Concern mounted that a rising tide of premises being closed will bring desolation to large tracts of shopping centres after new figures underlined the extent of the trend.
PricewaterhouseCoopers, the accounting group, said that Britain was at risk of developing a phenomenon of “grey malls”, mirroring the retail wastelands of closed premises springing up across the United States.
“In recent years we’ve had coffee shops, mobile phone shops and charity shops filling the voids. Apart from pound shops, what’s the next thing that’s going to fill them?” Barry Gilbertson, a corporate restructuring expert at the accounting group, asked.
“Keeping tenants trading is more important than getting in a dribble of cash, particularly in a shopping centre.” Among retailers forced into administration, the proportion of stores that has already been shut has climbed to 43 per cent, according to research by PwC. If only 10 per cent of national retailers slide into financial difficulty as the recession bites deeper this year, that could mean the closure of 4,400 stores.

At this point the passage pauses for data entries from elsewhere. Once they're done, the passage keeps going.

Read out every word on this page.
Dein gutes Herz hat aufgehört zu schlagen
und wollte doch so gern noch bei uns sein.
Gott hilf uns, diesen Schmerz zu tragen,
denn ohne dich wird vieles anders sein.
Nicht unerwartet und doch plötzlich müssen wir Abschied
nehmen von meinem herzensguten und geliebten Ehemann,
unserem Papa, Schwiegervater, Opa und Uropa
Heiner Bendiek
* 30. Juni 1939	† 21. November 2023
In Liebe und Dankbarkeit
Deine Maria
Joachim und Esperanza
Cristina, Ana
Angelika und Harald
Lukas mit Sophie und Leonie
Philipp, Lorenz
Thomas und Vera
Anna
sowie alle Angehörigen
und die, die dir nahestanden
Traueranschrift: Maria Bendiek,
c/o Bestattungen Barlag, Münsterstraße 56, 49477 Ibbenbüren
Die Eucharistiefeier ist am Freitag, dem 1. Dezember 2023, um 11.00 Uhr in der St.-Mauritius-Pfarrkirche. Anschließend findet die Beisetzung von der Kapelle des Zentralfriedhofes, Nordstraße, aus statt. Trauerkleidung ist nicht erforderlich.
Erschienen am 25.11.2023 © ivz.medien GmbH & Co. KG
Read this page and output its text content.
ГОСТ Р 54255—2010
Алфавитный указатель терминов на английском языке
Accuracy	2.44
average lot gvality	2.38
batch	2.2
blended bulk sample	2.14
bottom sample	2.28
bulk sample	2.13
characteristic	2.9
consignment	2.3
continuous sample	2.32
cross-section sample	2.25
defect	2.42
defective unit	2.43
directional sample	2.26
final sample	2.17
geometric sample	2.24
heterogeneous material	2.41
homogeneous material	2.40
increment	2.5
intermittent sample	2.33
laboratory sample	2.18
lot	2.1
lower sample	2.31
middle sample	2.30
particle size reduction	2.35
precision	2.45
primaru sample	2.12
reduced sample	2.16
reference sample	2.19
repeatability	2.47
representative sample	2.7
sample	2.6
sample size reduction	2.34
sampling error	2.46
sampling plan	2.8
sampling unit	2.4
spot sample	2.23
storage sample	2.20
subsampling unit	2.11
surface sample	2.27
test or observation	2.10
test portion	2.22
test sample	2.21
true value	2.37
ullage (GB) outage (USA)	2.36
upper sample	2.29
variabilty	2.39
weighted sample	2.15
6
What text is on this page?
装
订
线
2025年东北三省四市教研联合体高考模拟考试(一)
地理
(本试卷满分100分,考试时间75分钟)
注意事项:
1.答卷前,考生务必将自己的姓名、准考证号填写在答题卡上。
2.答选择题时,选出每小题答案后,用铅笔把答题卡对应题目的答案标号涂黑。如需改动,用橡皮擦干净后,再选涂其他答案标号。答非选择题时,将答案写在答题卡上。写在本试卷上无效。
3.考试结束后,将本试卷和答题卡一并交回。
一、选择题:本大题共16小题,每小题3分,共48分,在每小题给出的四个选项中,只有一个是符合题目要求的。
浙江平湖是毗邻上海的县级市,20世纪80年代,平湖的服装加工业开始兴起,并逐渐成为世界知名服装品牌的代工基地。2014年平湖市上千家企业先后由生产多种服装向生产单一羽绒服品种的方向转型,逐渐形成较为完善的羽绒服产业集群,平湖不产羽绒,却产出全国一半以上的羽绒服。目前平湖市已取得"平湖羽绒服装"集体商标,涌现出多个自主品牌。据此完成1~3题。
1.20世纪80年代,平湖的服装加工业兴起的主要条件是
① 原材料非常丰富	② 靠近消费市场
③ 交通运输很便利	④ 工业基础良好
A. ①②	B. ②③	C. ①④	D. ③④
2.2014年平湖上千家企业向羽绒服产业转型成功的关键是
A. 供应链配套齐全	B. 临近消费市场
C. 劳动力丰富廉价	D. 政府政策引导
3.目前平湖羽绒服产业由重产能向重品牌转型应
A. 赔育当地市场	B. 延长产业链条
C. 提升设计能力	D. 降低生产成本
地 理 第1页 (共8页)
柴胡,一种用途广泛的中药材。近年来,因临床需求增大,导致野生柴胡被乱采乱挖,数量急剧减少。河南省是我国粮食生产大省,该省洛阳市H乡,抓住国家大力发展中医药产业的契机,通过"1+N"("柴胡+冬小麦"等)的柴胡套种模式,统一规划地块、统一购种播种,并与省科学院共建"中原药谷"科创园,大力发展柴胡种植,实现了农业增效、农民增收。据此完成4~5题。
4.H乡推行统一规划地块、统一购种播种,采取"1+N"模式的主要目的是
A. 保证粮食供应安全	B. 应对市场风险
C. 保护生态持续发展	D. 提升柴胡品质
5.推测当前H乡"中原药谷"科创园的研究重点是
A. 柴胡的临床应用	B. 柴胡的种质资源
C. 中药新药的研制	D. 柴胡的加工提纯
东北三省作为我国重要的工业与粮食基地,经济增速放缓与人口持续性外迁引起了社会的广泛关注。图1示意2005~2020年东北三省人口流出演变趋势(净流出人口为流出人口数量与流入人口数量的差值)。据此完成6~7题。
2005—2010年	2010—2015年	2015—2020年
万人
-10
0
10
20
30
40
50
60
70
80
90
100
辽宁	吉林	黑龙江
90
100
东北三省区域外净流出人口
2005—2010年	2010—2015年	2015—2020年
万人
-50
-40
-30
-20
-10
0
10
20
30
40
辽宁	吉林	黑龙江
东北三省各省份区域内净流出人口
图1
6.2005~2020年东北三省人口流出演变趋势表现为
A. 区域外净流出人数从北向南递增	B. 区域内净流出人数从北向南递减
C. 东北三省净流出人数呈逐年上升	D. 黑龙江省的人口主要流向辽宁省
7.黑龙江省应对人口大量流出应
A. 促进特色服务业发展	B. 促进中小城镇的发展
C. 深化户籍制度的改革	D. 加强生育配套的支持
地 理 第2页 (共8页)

If big retail chains were forced to close two in five of their premises, as has happened with the businesses already in administration, the total would climb towards 9,000.
The surging number of premises being boarded up for the long term, seen most dramatically with the closure of 500 Woolworths stores, comes against a worrying backdrop of strife between retailers and their landlords.
As the recession undercuts consumer demand and the plight of retailers deepens, a growing number of stores groups are resorting to renegotiating rental payments and seeking to pay monthly rather than quarterly.
The financial toll on the economy from closed shops is hard to quantify precisely but PwC projects that if 20 per cent of store premises are left empty that could cost landlords up to £1.4 billion.
The plight of retailers was high-lighted yesterday as Sofa Workshop called in administrators, and Greenwoods Menswear, a fashion chain, was sold to a Chinese retailer.
Alarm over the fallout for retail groups from the economy’s slide and faltering consumer spending was magnified by yesterday’s bleak GDP figures, which confirmed that the economy shrank by 1.5 per cent in the past three months, its sharpest decline for almost three decades. Analysts fear that slumping growth and spiralling unemployment will trigger an imminent collapse in consumer demand, further aggravating Britain’s economic misery.
Stronger than expected official retail sales figures, suggesting a 1.6 per cent leap in the quantity of goods sold last month, caused surprise in the City, confounding other signs of much weaker trading. The strength of the figures suggested that retailers resorted to aggressive price-cutting to shift their goods and boost sales. However, the Office for National Statistics cautioned that the figures were distorted by rogue factors. Economists said that a more accurate gauge lay in the unadjusted cash value of sales last month, which sank by 0.8 per cent from a year earlier, suggesting that a consumer retreat has begun.
“Retail sales growth is defying gravity,” Alan Clarke, of BNP Paribas, said. “At some point, the discounting will have to end and spending growth will fall sharply into negative territory.”
Shares, gilt-edged stocks and the pound succumbed to another battering in early trading yesterday as markets absorbed official confirmation of recession. The pound tumbled to a new 23-year low against the dollar, hitting $1.35 before clawing back ground. Prices for long-gilt futures were hit by the sharpest one-day falls driving their yield on record.
But the FTSE 100 rebounded to close down only 7.6 points after sentiment was boosted when President Obama appeared to be on course to win approval by mid-February for a new stimulus plan to jump-start the American economy.